A mudança foi estabelecida pelo Banco Central e busca proteger principalmente comerciantes, prestadores de serviços e pequenos negócios que podem ser vítimas de golpes envolvendo o próprio sistema de segurança do Pix.
O prazo de 80 dias começa a ser contado a partir da data em que o dinheiro foi devolvido pelo MED. Já para quem realizou um Pix e foi vítima de fraude, o período para solicitar a devolução continua sendo de 80 dias, contados desde a data da transferência.
Entenda os dois prazos
Com a nova regra, o período de 80 dias vale para duas situações diferentes:
- Quem enviou o Pix e foi vítima de fraude: tem até 80 dias após a transferência para solicitar o MED.
- Quem recebeu o dinheiro legitimamente e sofreu uma devolução indevida: tem até 80 dias, a partir da devolução, para contestar a operação.
A alteração está prevista na Instrução Normativa BCB 766, que atualizou o Manual Operacional do Diretório de Identificadores de Contas Transacionais (DICT), integrante das regras do Pix.
Golpe pode atingir comerciantes
A mudança também está relacionada a um tipo de fraude que explora o funcionamento do MED.
O criminoso pode realizar um pagamento para uma loja ou prestador de serviço e, depois, afirmar que fez a transferência por engano. Em seguida, pede que o comerciante devolva o dinheiro por meio de um novo Pix, muitas vezes para uma chave diferente da utilizada na operação original.
Depois disso, o golpista pode acionar o MED junto ao banco e alegar que o primeiro pagamento foi resultado de fraude. Se a contestação for aceita e ainda houver saldo disponível, o valor da transação original poderá ser devolvido.
O comerciante pode, então, perder dinheiro duas vezes: primeiro ao fazer uma nova transferência para o golpista e depois com a devolução do Pix original.
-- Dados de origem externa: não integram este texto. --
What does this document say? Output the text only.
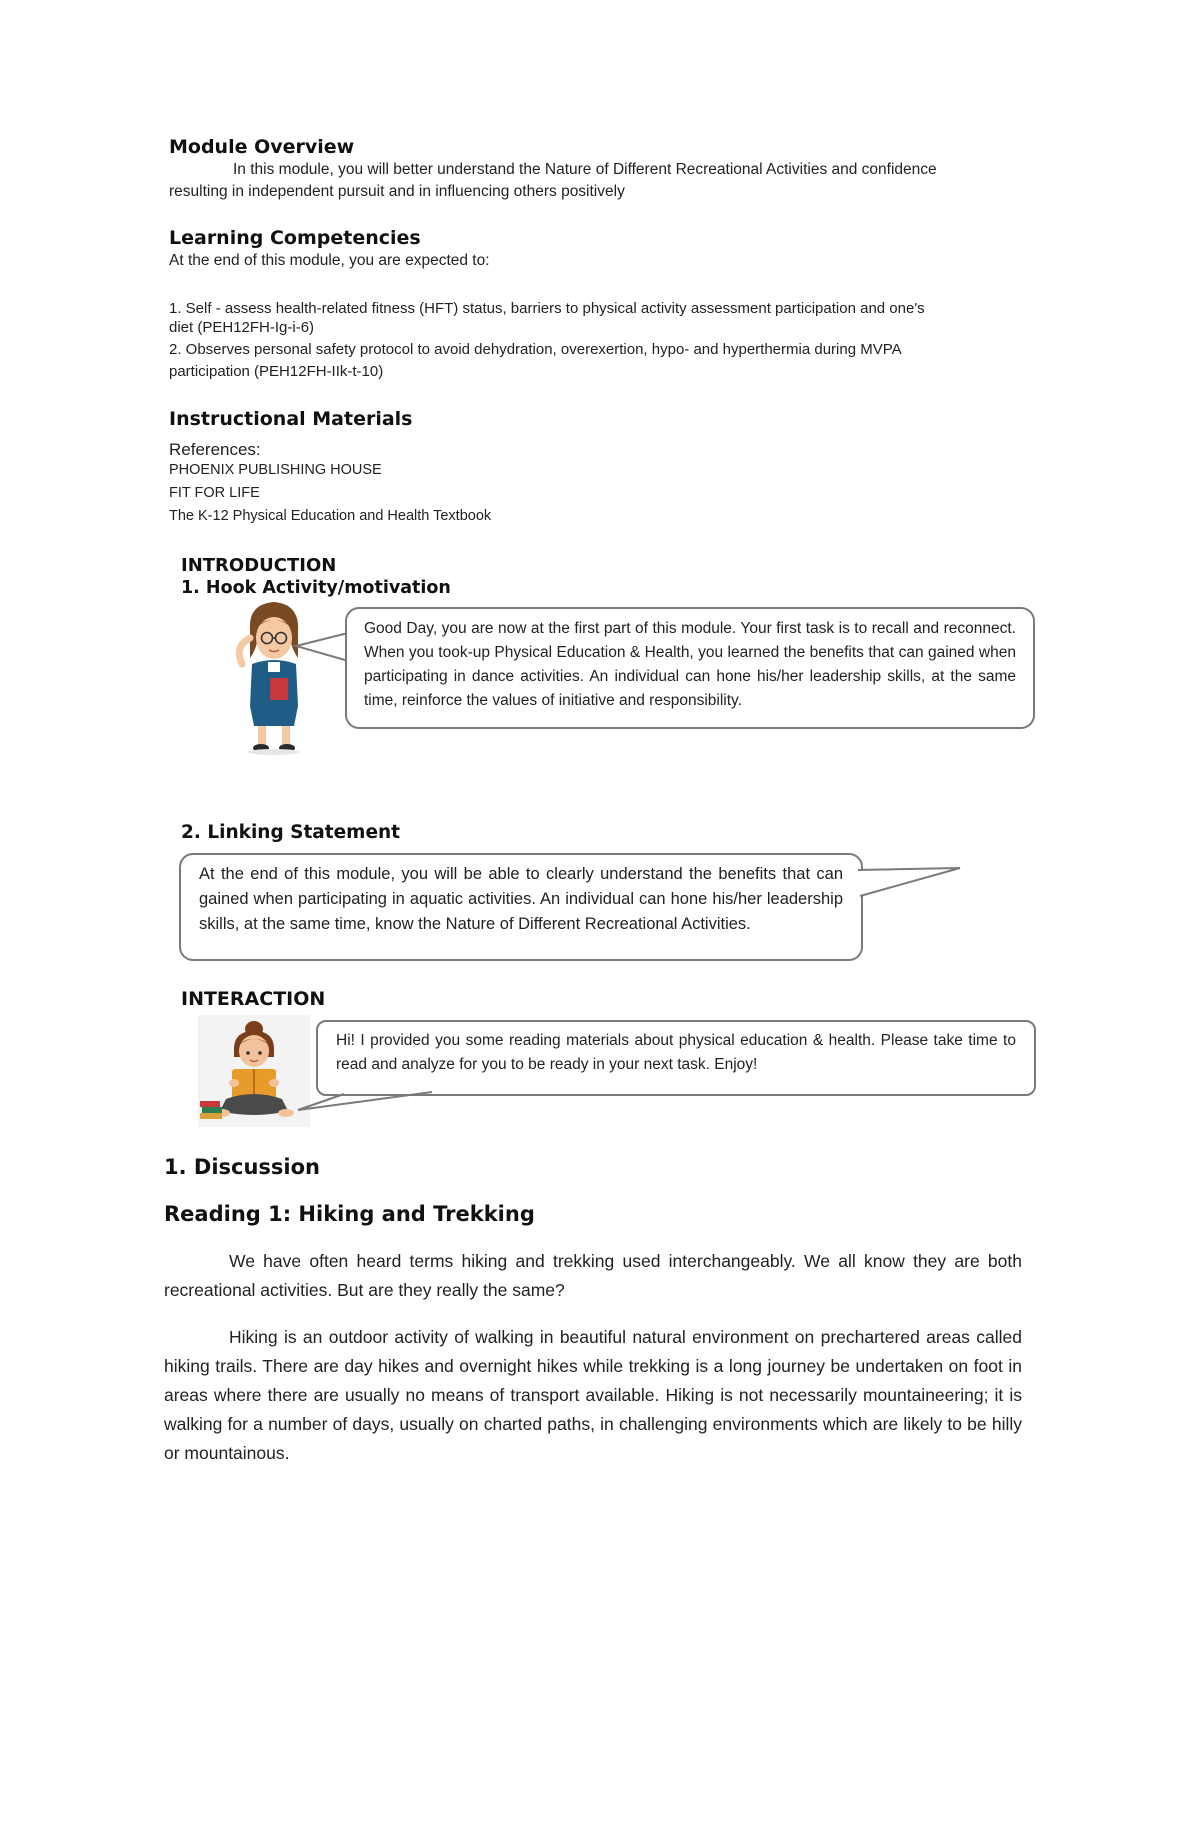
Module Overview
In this module, you will better understand the Nature of Different Recreational Activities and confidence
resulting in independent pursuit and in influencing others positively
Learning Competencies
At the end of this module, you are expected to:
1. Self - assess health-related fitness (HFT) status, barriers to physical activity assessment participation and one's
diet (PEH12FH-Ig-i-6)
2. Observes personal safety protocol to avoid dehydration, overexertion, hypo- and hyperthermia during MVPA
participation (PEH12FH-IIk-t-10)
Instructional Materials
References:
PHOENIX PUBLISHING HOUSE
FIT FOR LIFE
The K-12 Physical Education and Health Textbook
INTRODUCTION
1. Hook Activity/motivation
Good Day, you are now at the first part of this module. Your first task is to recall and reconnect. When you took-up Physical Education & Health, you learned the benefits that can gained when participating in dance activities. An individual can hone his/her leadership skills, at the same time, reinforce the values of initiative and responsibility.
2. Linking Statement
At the end of this module, you will be able to clearly understand the benefits that can gained when participating in aquatic activities. An individual can hone his/her leadership skills, at the same time, know the Nature of Different Recreational Activities.
INTERACTION
Hi! I provided you some reading materials about physical education & health. Please take time to read and analyze for you to be ready in your next task. Enjoy!
1. Discussion
Reading 1: Hiking and Trekking
We have often heard terms hiking and trekking used interchangeably. We all know they are both recreational activities. But are they really the same?
Hiking is an outdoor activity of walking in beautiful natural environment on prechartered areas called hiking trails. There are day hikes and overnight hikes while trekking is a long journey be undertaken on foot in areas where there are usually no means of transport available. Hiking is not necessarily mountaineering; it is walking for a number of days, usually on charted paths, in challenging environments which are likely to be hilly or mountainous.
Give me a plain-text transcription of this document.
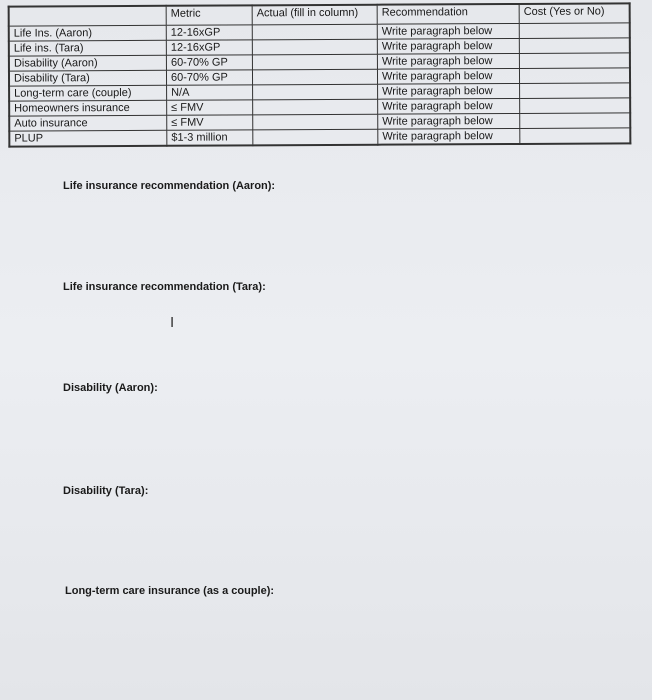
	Metric	Actual (fill in column)	Recommendation	Cost (Yes or No)
Life Ins. (Aaron)	12-16xGP		Write paragraph below	
Life ins. (Tara)	12-16xGP		Write paragraph below	
Disability (Aaron)	60-70% GP		Write paragraph below	
Disability (Tara)	60-70% GP		Write paragraph below	
Long-term care (couple)	N/A		Write paragraph below	
Homeowners insurance	≤ FMV		Write paragraph below	
Auto insurance	≤ FMV		Write paragraph below	
PLUP	$1-3 million		Write paragraph below	
Life insurance recommendation (Aaron):
Life insurance recommendation (Tara):
I
Disability (Aaron):
Disability (Tara):
Long-term care insurance (as a couple):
Para reduzir esse risco, a orientação é utilizar a função de devolução disponível na própria transação dentro do aplicativo do banco. Assim, o dinheiro retorna diretamente para a conta que realizou o pagamento, sem a necessidade de fazer um novo Pix para uma chave informada posteriormente.
Quando o MED pode ser usado
O Mecanismo Especial de Devolução foi criado para auxiliar na recuperação de valores em situações de fraude, golpe, crime ou falha operacional. O recurso, entretanto, não serve para cancelar qualquer transferência.
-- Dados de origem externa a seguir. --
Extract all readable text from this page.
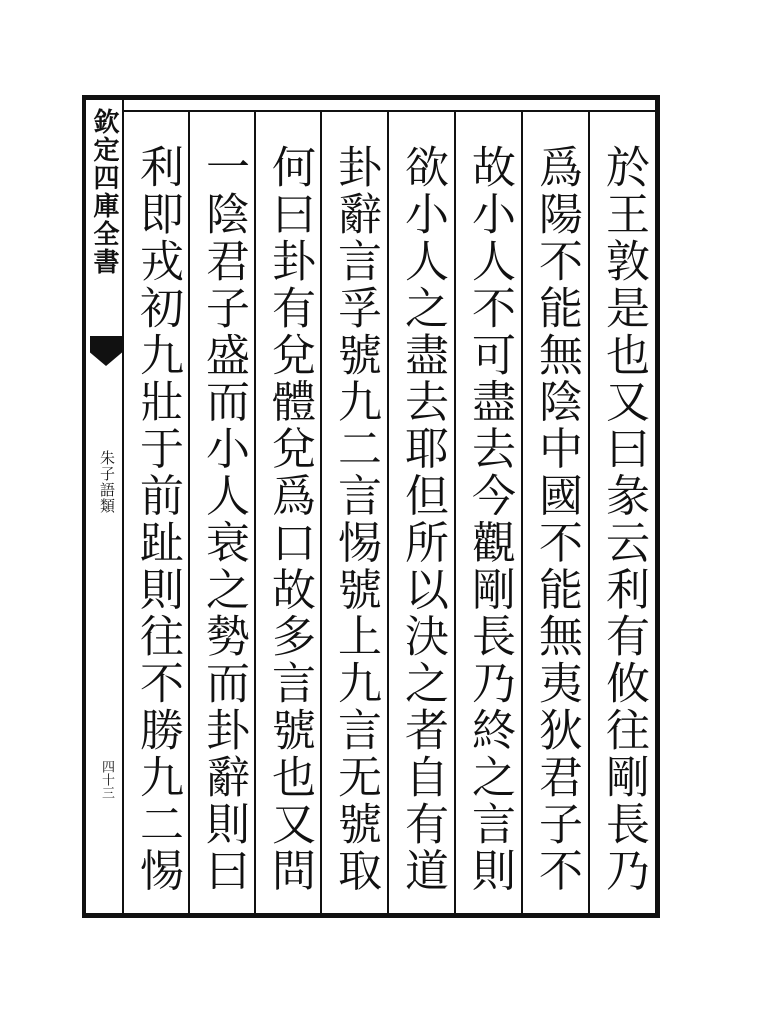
欽定四庫全書
朱子語類
四十三
於王敦是也又曰彖云利有攸往剛長乃
爲陽不能無陰中國不能無夷狄君子不
故小人不可盡去今觀剛長乃終之言則
欲小人之盡去耶但所以決之者自有道
卦辭言孚號九二言惕號上九言无號取
何曰卦有兌體兌爲口故多言號也又問
一陰君子盛而小人衰之勢而卦辭則曰
利即戎初九壯于前趾則往不勝九二惕
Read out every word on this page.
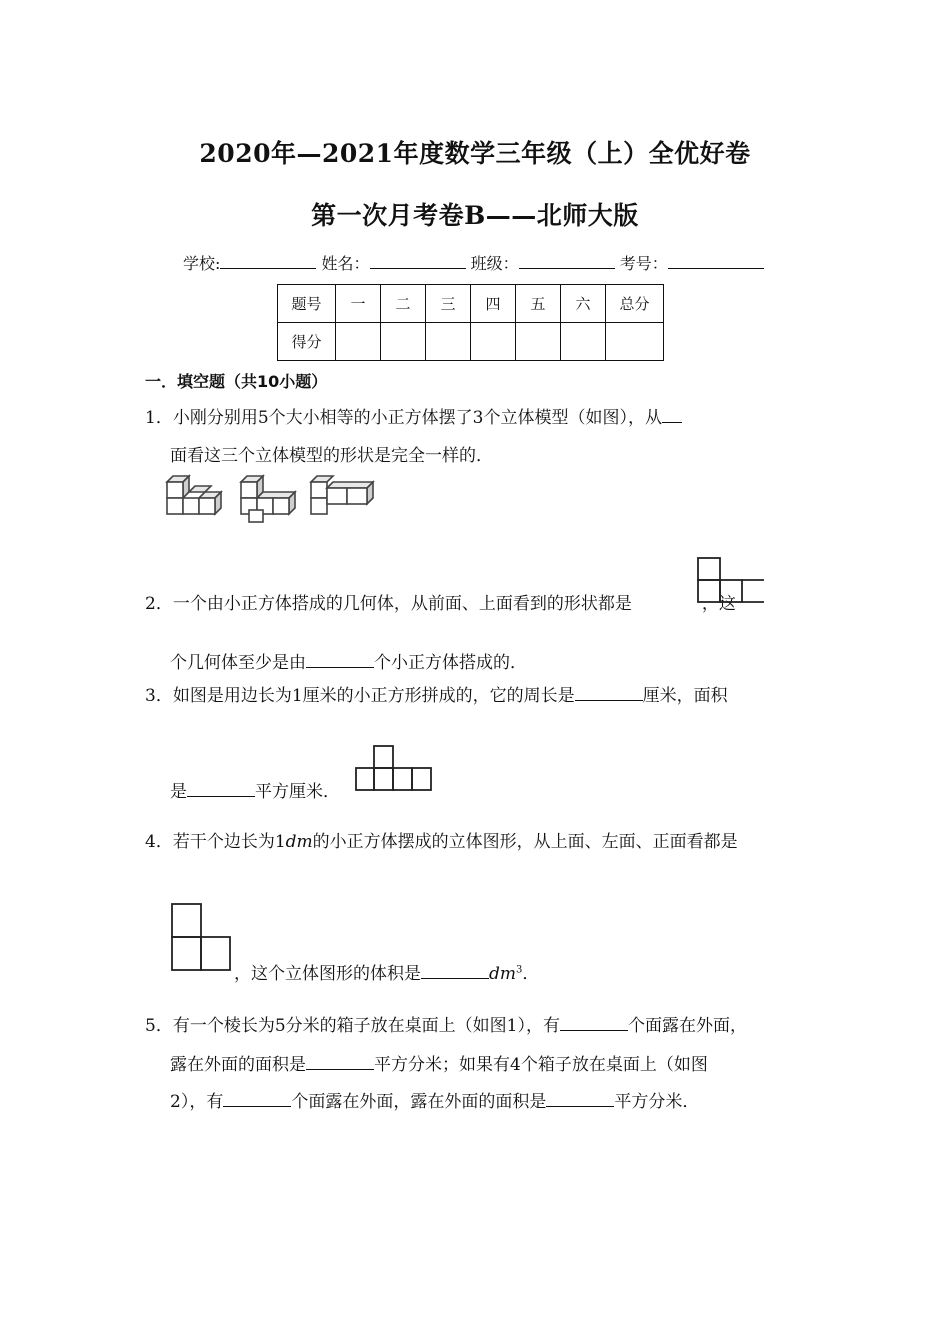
2020年—2021年度数学三年级（上）全优好卷
第一次月考卷B——北师大版
学校:	姓名：	班级：	考号：
题号	一	二	三	四	五	六	总分
得分							
一．填空题（共10小题）
1．小刚分别用5个大小相等的小正方体摆了3个立体模型（如图），从
面看这三个立体模型的形状是完全一样的．
2．一个由小正方体搭成的几何体，从前面、上面看到的形状都是	，这
个几何体至少是由	个小正方体搭成的．
3．如图是用边长为1厘米的小正方形拼成的，它的周长是	厘米，面积
是	平方厘米．
4．若干个边长为1dm的小正方体摆成的立体图形，从上面、左面、正面看都是
，这个立体图形的体积是	$dm^3$．
5．有一个棱长为5分米的箱子放在桌面上（如图1），有	个面露在外面，
露在外面的面积是	平方分米；如果有4个箱子放在桌面上（如图
2），有	个面露在外面，露在外面的面积是	平方分米．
O MED não se aplica, por exemplo, a:
- arrependimento após uma compra;
- erro no valor enviado pelo próprio usuário;
- escolha incorreta da chave Pix;
- desacordo comercial sem indícios de fraude.
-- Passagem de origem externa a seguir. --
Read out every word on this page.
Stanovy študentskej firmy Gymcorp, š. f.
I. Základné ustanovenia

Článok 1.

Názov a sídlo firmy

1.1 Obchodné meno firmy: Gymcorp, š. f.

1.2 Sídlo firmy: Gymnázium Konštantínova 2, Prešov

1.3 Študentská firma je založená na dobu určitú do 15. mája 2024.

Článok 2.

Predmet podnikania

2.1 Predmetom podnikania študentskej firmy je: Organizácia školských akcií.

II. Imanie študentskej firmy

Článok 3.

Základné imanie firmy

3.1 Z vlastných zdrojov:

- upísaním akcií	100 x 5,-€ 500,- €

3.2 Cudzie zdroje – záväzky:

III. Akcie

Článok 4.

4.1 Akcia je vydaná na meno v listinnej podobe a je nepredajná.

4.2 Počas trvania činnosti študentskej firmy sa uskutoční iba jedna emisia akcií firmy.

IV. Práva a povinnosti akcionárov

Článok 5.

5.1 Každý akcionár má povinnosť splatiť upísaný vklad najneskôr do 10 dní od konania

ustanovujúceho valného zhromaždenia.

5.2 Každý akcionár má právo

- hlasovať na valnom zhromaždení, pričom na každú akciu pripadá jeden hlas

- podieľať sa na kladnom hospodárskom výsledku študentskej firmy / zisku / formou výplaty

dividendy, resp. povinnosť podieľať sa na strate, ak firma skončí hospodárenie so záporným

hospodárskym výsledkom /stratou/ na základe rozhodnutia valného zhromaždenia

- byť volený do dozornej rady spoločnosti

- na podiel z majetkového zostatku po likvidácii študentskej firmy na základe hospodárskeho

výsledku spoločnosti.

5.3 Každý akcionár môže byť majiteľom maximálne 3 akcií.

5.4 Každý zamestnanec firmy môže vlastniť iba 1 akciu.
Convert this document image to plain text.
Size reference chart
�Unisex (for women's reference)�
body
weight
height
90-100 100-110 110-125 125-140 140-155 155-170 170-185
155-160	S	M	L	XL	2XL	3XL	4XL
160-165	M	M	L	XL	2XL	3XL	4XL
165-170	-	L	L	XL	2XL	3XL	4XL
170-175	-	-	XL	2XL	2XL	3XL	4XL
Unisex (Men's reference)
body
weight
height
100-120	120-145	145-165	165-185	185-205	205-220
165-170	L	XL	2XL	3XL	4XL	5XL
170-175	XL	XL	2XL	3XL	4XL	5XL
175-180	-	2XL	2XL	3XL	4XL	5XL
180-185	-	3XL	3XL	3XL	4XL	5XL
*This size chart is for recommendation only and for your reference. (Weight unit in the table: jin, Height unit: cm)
Ao perceber que foi vítima de um golpe, o usuário deve procurar o banco e solicitar a abertura do MED. Nos casos classificados como fraude, as instituições financeiras têm até sete dias para analisar a ocorrência e verificar se existem indícios de irregularidade.
Quando a fraude é confirmada, a devolução depende da existência de recursos nas contas envolvidas. O valor recuperado pode ser total ou parcial.
MED 2.0 amplia rastreamento
A ampliação do prazo ocorre durante a implantação do chamado MED 2.0, versão mais abrangente do mecanismo de devolução.
Desde fevereiro de 2026, o sistema passou a permitir o rastreamento do caminho percorrido pelo dinheiro depois que ele é transferido para outras contas. Antes, a recuperação estava mais concentrada na conta que havia recebido originalmente os recursos.
Com a mudança, aumenta a possibilidade de localizar e bloquear valores que tenham sido movimentados entre diferentes contas. A recuperação, porém, não é garantida. Se o dinheiro já tiver sido sacado, transferido novamente ou não houver saldo disponível, o ressarcimento poderá ser prejudicado.
Uma etapa adicional de comunicação entre as instituições financeiras, inicialmente prevista para agosto, foi adiada para 26 de outubro. Segundo o Banco Central, o adiamento não altera o funcionamento do rastreamento que já está disponível.
O que fazer em caso de golpe
Mesmo com o prazo de 80 dias, a recomendação é procurar o banco o mais rápido possível após identificar a fraude. Quanto menor o intervalo, maior pode ser a possibilidade de encontrar recursos ainda disponíveis para bloqueio.
A vítima também deve guardar documentos e registros relacionados à operação, como:
- comprovante da transferência;
- conversas e mensagens;
- anúncios e documentos da negociação;
- dados da conta que recebeu o dinheiro;
- outros registros que possam ajudar a comprovar a fraude.
Dependendo da situação, também é recomendável registrar um boletim de ocorrência.